Tanu mencoba menetralkan perasaanya yang makin berkecamuk. Ini sungguh basa-basi yang menggelikan. Kesan ‘terhormat’ yang tadi sempat tertangkap oleh mata Tanu kini berubah drastis. Risi, satu kata yang kini Tanu rasakan setiap kali matanya bersirobok tanpa sengaja dengan mata laki-laki itu.

“Ini tentang rumah saya yang akan Bapak sita.” Tanu bukannya tidak menyadari dengusan kesal yang keluar dari bibir laki-laki itu, saat ia tetap kekeh memanggil Hendriawan ini dengan sebutan bapak.

“Apa yang ingin Anda negosiasikan dengan saya?” Senyuman itu masih terlihat, hanya kini berubah sedikit dingin.

“Jangan sita rumah saya, Pak,” ujar Tanu dengan sedikit bergetar menahan tangis. Setiap kali membayangkan rumahnya akan diambil, rasanya seluruh nyawa yang ia punya dicabut paksa dari raganya.

Dengusan sinis itu terdengar lagi, “Lalu, dengan apa kamu akan membayar semua hutang yang suami kamu tinggalkan?”

“Saya, saya, sa-saya bisa mencicilnya, mungkin?”

Terdengar gelak tawa meremehkan, namun Tanu berusaha untuk tidak terpancing. Wanita itu tetap duduk tenang di tempatnya.

“Kamu tahu berapa nilai hutang suami kamu?”

Tentu saja Tanu tahu, itu bukanlah nilai yang sedikit. Dan jika negosiasi ini berbuntut baik, mungkin ia akan menyicil hutang itu seumur hidupnya. Itu pun tidak tahu apakah akan lunas atau tidak.

Tawa geli syarat akan ejekan itu kembali menggema. “Jadi, sekarang ini kamu sedang melucu atau bagaimana?”

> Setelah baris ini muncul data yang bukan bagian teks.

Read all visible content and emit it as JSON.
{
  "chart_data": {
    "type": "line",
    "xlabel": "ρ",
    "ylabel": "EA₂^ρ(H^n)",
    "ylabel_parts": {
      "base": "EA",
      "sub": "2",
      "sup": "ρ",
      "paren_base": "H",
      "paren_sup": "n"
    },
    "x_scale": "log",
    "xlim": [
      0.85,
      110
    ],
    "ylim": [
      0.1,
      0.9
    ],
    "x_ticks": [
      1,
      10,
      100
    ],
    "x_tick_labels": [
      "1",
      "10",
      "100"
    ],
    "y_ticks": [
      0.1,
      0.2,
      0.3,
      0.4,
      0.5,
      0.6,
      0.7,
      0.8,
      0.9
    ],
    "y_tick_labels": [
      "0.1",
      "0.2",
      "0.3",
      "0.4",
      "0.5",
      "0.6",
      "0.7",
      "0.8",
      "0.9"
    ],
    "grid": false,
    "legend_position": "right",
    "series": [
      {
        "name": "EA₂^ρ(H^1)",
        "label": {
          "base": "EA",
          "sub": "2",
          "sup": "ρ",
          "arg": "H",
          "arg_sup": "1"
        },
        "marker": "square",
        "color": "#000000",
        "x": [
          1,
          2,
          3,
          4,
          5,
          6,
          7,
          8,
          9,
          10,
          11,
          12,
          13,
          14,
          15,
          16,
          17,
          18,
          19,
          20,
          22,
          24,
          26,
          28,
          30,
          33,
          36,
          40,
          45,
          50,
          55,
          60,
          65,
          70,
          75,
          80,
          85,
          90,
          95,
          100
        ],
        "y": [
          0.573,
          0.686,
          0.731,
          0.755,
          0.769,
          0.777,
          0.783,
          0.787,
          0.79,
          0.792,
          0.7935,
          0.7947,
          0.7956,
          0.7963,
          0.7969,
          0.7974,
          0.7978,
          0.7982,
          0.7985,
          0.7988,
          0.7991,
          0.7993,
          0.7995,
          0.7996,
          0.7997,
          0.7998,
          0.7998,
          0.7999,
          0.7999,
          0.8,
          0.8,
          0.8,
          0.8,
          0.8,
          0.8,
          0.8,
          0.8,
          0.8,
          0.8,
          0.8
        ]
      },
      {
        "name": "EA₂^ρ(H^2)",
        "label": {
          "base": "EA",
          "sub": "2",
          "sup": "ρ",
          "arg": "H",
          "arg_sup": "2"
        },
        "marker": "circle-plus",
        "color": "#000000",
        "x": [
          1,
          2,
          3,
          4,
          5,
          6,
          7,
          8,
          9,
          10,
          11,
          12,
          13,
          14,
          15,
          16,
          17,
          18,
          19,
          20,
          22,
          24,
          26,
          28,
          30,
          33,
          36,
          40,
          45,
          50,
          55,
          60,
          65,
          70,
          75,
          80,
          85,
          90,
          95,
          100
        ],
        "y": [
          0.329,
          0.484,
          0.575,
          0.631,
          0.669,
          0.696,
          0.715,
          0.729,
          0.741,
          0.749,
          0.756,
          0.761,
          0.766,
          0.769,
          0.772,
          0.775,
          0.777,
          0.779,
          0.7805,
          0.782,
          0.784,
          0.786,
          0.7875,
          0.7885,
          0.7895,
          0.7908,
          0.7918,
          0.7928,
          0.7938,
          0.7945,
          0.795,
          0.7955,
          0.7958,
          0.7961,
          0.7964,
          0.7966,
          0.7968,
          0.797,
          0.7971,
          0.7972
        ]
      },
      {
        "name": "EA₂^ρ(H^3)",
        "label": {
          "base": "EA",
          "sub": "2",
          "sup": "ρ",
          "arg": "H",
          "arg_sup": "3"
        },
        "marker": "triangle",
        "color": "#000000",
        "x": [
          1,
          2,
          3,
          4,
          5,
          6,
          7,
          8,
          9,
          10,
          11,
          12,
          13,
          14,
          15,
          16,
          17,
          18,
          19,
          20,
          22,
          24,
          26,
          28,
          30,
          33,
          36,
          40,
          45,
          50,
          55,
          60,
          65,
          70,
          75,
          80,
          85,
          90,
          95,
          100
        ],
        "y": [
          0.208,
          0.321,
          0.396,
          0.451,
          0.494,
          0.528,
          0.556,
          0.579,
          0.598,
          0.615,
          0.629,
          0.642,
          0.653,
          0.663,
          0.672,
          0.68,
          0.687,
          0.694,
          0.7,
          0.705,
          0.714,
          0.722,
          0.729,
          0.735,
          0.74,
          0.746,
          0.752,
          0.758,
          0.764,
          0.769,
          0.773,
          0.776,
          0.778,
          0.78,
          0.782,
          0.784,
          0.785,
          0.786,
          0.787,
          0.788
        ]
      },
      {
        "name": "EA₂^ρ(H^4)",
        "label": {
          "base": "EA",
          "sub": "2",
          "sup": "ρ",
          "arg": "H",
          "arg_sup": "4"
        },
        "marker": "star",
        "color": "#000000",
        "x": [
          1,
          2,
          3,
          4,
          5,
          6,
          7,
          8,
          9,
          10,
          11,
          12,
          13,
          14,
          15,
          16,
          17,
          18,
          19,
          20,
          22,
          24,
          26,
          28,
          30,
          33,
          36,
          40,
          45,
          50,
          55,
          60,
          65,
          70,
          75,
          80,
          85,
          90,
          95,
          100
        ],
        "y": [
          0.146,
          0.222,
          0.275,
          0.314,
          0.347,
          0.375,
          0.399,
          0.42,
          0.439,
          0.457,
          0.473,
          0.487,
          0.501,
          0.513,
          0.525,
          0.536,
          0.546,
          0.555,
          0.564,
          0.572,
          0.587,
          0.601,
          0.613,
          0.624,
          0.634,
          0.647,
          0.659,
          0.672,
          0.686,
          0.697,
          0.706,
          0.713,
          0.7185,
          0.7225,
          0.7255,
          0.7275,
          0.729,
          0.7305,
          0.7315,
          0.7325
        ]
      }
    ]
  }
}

“Saya hanya ingin mempertahankan satu-satunya yang saya miliki.” Tanu tahu ini bukan cara yang benar. Menangis adalah cara paling lemah yang akhirnya ia pergunakan. Berharap dikasihani oleh orang seperti ini tentu saja bukanlah rencana bagus. Tapi air mata itu keluar begitu saja tanpa mau dikendalikan.

“Saya paling tidak bisa melihat wanita menangis,” ujar Hendriawan membuat Tanu segera mengangkat kepala. Matanya menatap penuh harap laki-laki yang kini tengah mengusap dagunya dengan ibu jari itu. Namun, saat seringai ganjil itu kembali muncul. Entah mengapa perasaan Tanu mengatakan, jika akhir dari negosiasi ini tidak akan mendapatkan hasil yang baik.

“Saya punya tawaran yang menarik, dan itu akan sangat menguntungkan kamu.” Tanu mengerjab waspada, apalagi saat laki-laki itu mencondongkan tubuhnya ke depan. Ada senyum nakal yang keluar, dan mampu membuat Tanu bergidik ngeri.

“Menikahlah dengan saya, maka saya tidak akan mengambil rumah itu. Malah, rumah itu akan saya jadikan mahar untuk pernikahan kita nanti.”

Mata Tanu melebar saat ini juga. Bagaimana dia bisa tersanjung dengan tawaran ini? Sedangkan tepat di belakang punggung laki-laki itu, terpasang foto pernikahannya dengan wanita cantik yang Tanu tahu adalah istri sang Anggota Dewan Terhormat. Jadi, tawaran ini sama saja sedang menjatuhkan harga dirinya pada tempat yang paling menjijikkan.